UBC Theses and Dissertations
Three essays on female and child outcomes in India Bhattacharjee, Shampa
Poor child health outcomes and high fertility rates are viewed as major obstacles to development in most developing countries. Chapters 2 and 3 of my thesis investigate the determinants of these outcomes in the Indian context. The second chapter looks at the impact of political cycles on infant mortality in India. This study shows that children born 0-12 months before scheduled state assembly elections have 13.4% lower mortality risks as compared to children not born before scheduled elections and that the effect is higher for children born in more politically competitive regions. In addition, the chapter presents some evidence that mothers who gave birth before elections have more regular antenatal check-ups and at least one tetanus injection during their pregnancy. Children born before scheduled assembly elections are also less likely to suffer from low birth weight.

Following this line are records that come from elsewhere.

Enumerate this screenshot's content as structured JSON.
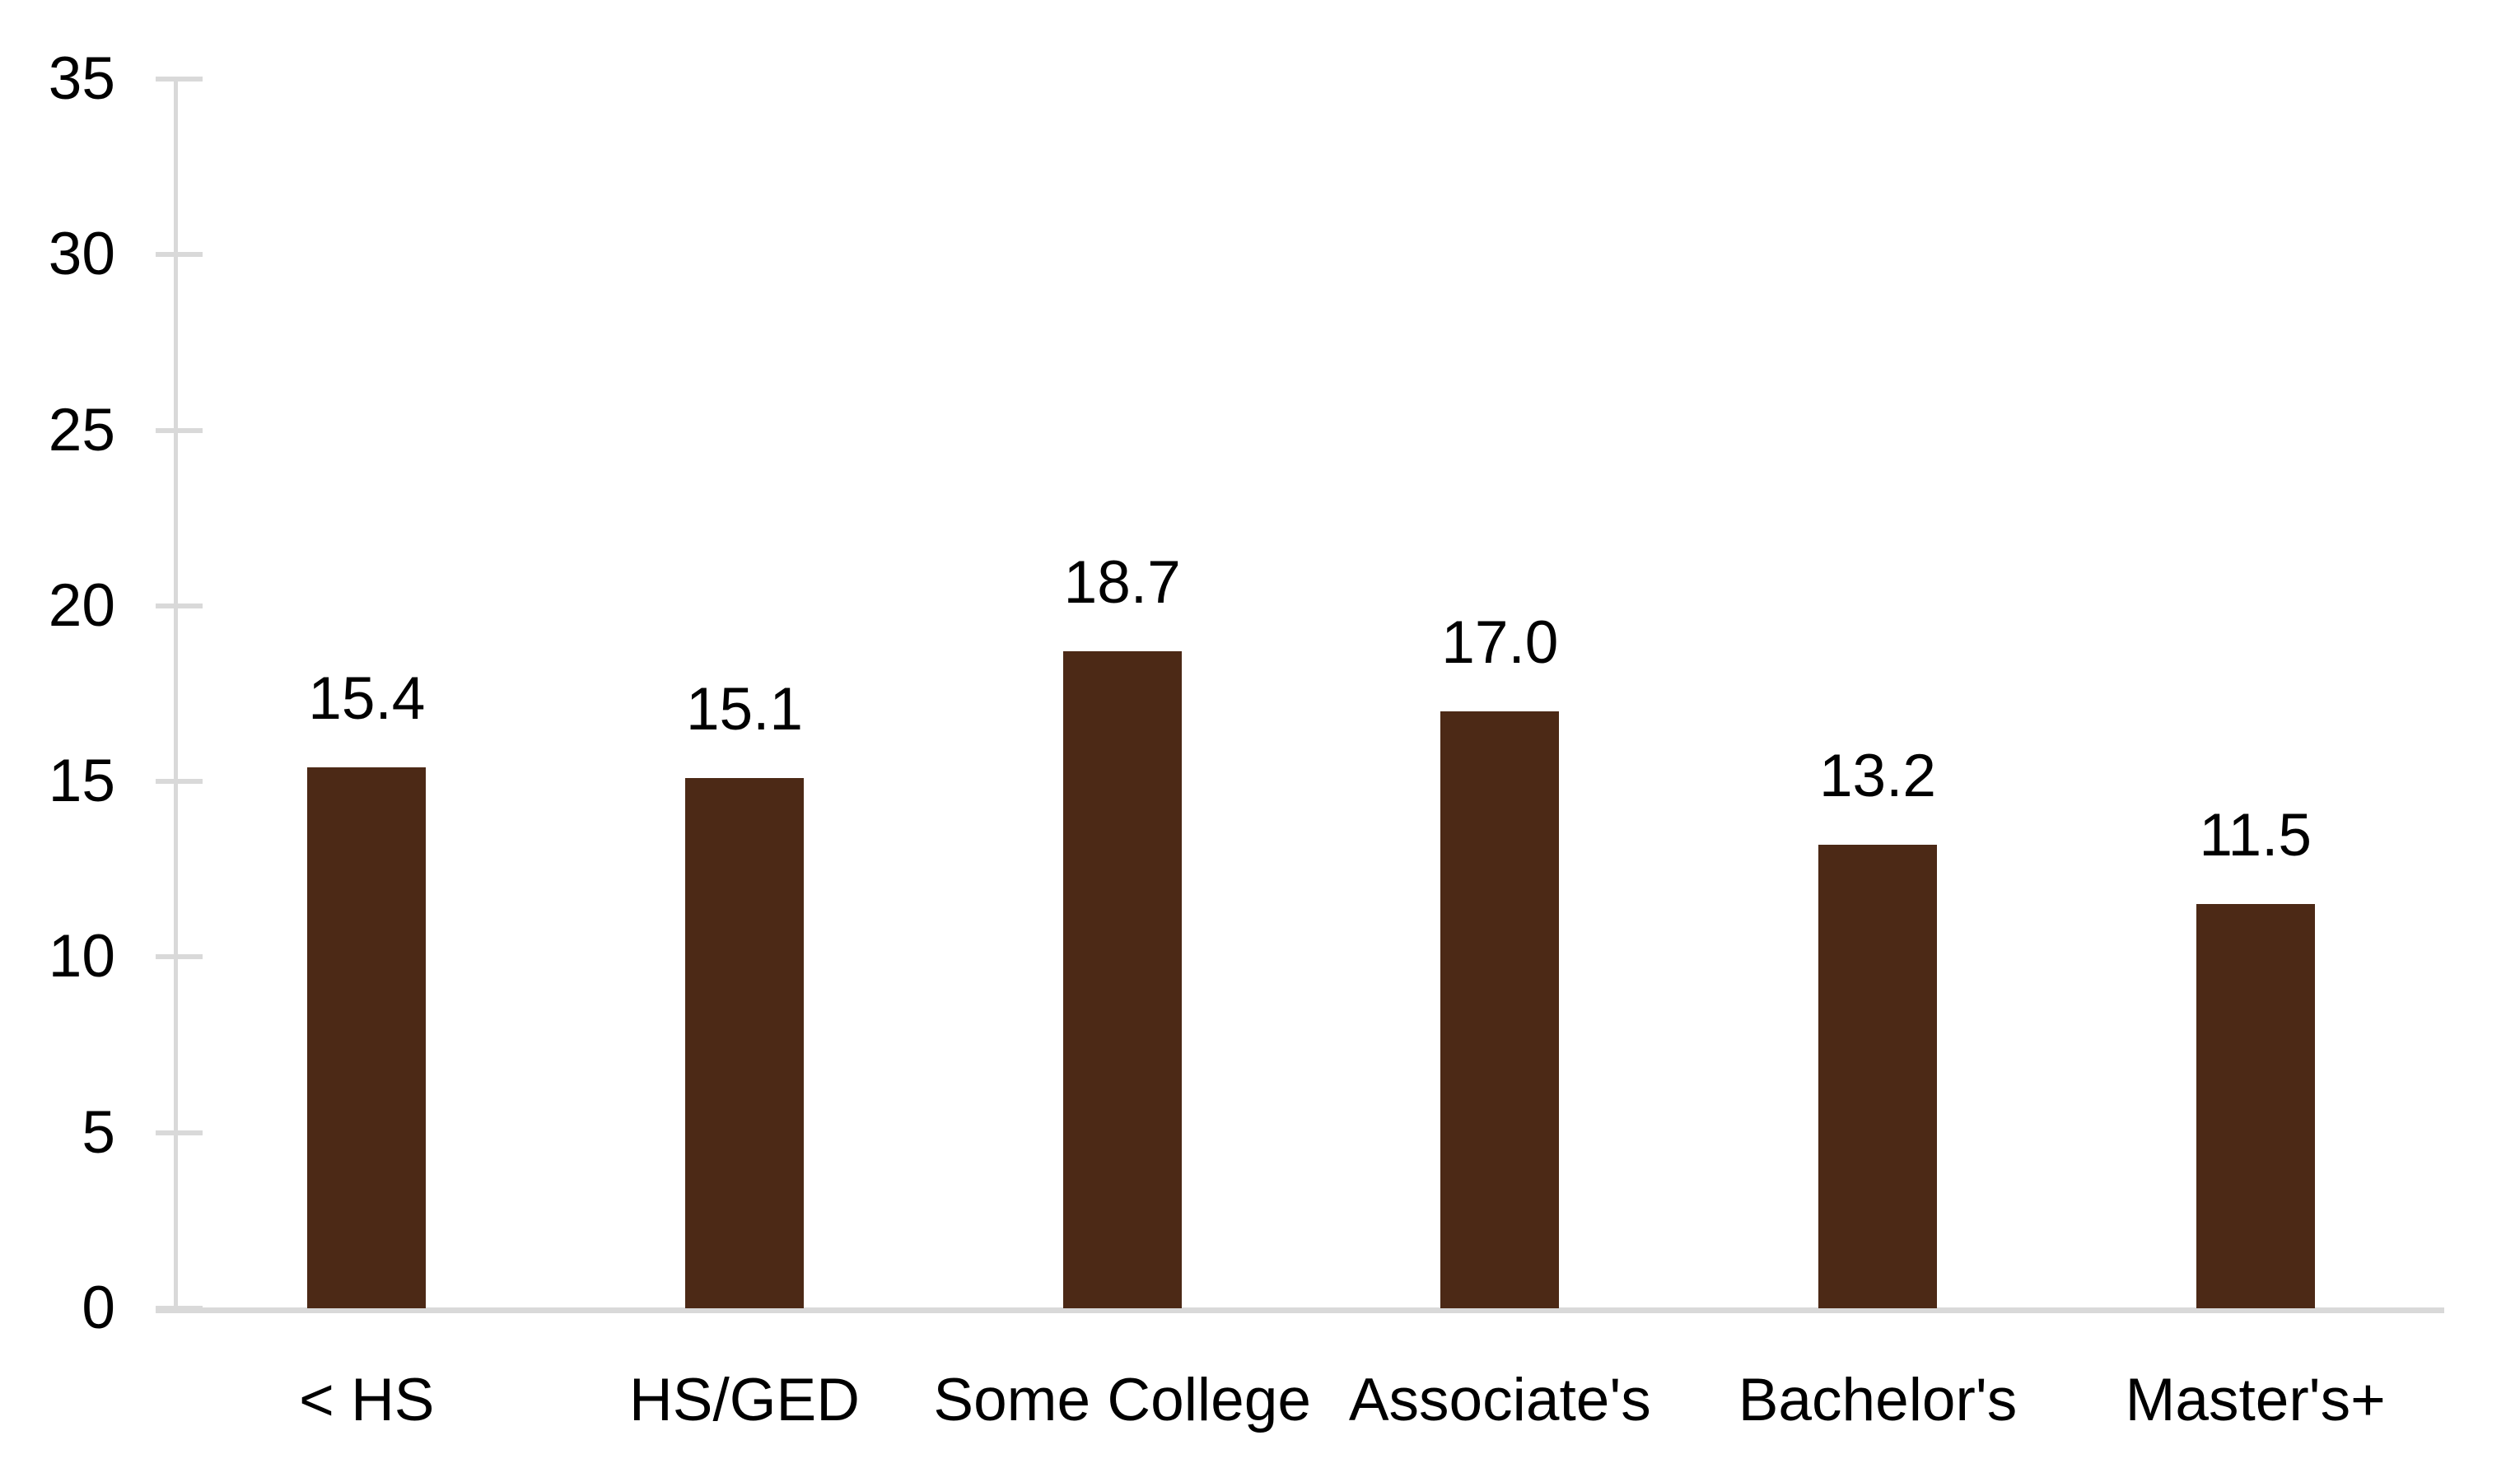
{
  "chart_data": {
    "type": "bar",
    "title": "",
    "categories": [
      "< HS",
      "HS/GED",
      "Some College",
      "Associate's",
      "Bachelor's",
      "Master's+"
    ],
    "values": [
      15.4,
      15.1,
      18.7,
      17.0,
      13.2,
      11.5
    ],
    "value_labels": [
      "15.4",
      "15.1",
      "18.7",
      "17.0",
      "13.2",
      "11.5"
    ],
    "yticks": [
      "0",
      "5",
      "10",
      "15",
      "20",
      "25",
      "30",
      "35"
    ],
    "ylim": [
      0,
      35
    ],
    "xlabel": "",
    "ylabel": "",
    "grid": false,
    "legend": null,
    "colors": {
      "bar": "#4C2916",
      "axis": "#D9D9D9",
      "text": "#000000",
      "background": "#FFFFFF"
    }
  }
}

My third chapter tests the effect of female employment on fertility in India. The results show that female employment in manufacturing has a negative impact on fertility once the endogeneity in female employment is accounted for. However female employment in agriculture and aggregate female labour force participation has no such effects. The fourth chapter is joint work with Dr. Viktoria Hnatkovska and Dr. Amartya Lahiri. This chapter examines the evolution of gender gaps in India between 1983 and 2010 in education, occupation choices and wages. The chapter shows that the gaps have shrunk quite sharply between men and women in education and choice of occupations and wages. The gaps have narrowed most sharply for the youngest cohorts in the workforce, suggesting that measured gaps will continue to decline over the next two decades.